Was Georgette the Ghost of Christmas Present?
“Did Clive send you?”
“Who?” She laughed and coughed at the same time.
Boots returned, recharged, with two glasses in his hand and a cigarette rocking in his mouth like a loose tooth.
“You don’t smoke,” I said.
“Ith fur you,” he said, in a better mood now.
“My hero, my murderer.”
Georgette dug into her pouch once more to produce a few pale pills. She inspected one, bit it in half, and chased it with a glass of tonic water. Evidently, the sobriety only applied to liquids.
“Nice,” Boots said, almost meanly.
“Fuck,” Georgette said, vigorously rubbing her arms. “Why is it so cold?”
“Because we’re on a farm,” he said.
Neither of us cared to fight this logic. Boots was still irritable and he and I were no longer an intriguing conversational experiment for Georgette, forget a sexual one. We were pusillanimous and predictable. It was as if we’d all gone to the movies together and Boots and I insisted on staying for the credits and this is how she knew that we were not her people.
“The point is,” she said, as if wrapping up a speech, “you guys seem perfect for each other.”

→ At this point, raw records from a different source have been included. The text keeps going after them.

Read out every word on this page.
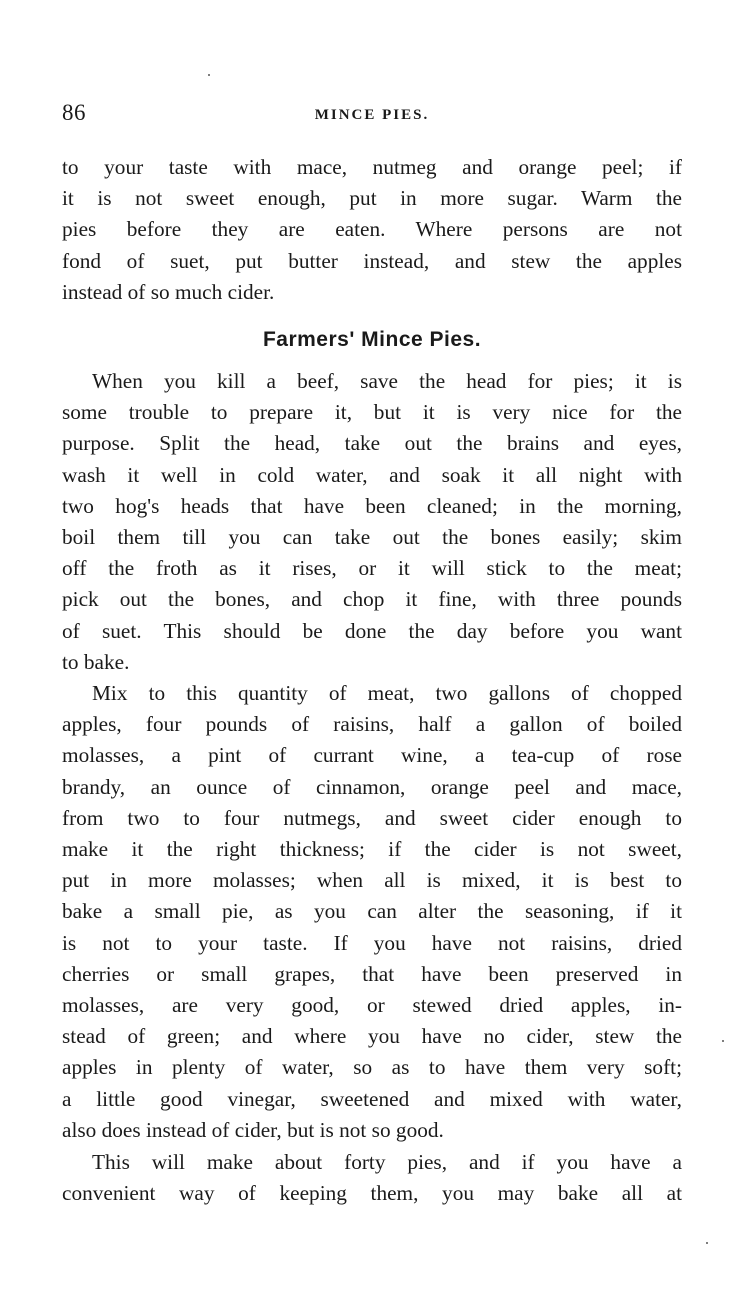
86	MINCE PIES.
to your taste with mace, nutmeg and orange peel; if
it is not sweet enough, put in more sugar. Warm the
pies before they are eaten. Where persons are not
fond of suet, put butter instead, and stew the apples
instead of so much cider.
Farmers' Mince Pies.
When you kill a beef, save the head for pies; it is
some trouble to prepare it, but it is very nice for the
purpose. Split the head, take out the brains and eyes,
wash it well in cold water, and soak it all night with
two hog's heads that have been cleaned; in the morning,
boil them till you can take out the bones easily; skim
off the froth as it rises, or it will stick to the meat;
pick out the bones, and chop it fine, with three pounds
of suet. This should be done the day before you want
to bake.
Mix to this quantity of meat, two gallons of chopped
apples, four pounds of raisins, half a gallon of boiled
molasses, a pint of currant wine, a tea-cup of rose
brandy, an ounce of cinnamon, orange peel and mace,
from two to four nutmegs, and sweet cider enough to
make it the right thickness; if the cider is not sweet,
put in more molasses; when all is mixed, it is best to
bake a small pie, as you can alter the seasoning, if it
is not to your taste. If you have not raisins, dried
cherries or small grapes, that have been preserved in
molasses, are very good, or stewed dried apples, in-
stead of green; and where you have no cider, stew the
apples in plenty of water, so as to have them very soft;
a little good vinegar, sweetened and mixed with water,
also does instead of cider, but is not so good.
This will make about forty pies, and if you have a
convenient way of keeping them, you may bake all at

Whether this was a dig or sincerity did not matter. What mattered was how I’d allowed myself to feel aligned with this stranger. And how I now felt aligned with neither of them. I had the urge to walk down the road, to keep walking until I came to a bus stop, take the bus as far as it went, transfer to another bus, and just circle the globe like that until I died. Instead, the three of us shifted in place, surveying the gaiety, the grass cold against the arches of my feet. Tomorrow’s brunch would bring the dual aroma of bacon grease and mothballs. But, and this I guessed correctly, Georgette would not be there. She’d probably never attended a wedding brunch in her life. Too much of an extension of the day before.
In the moonlight, I could see the glint of a safety pin at the zenith of her jumpsuit, the flimsy mechanism holding it together.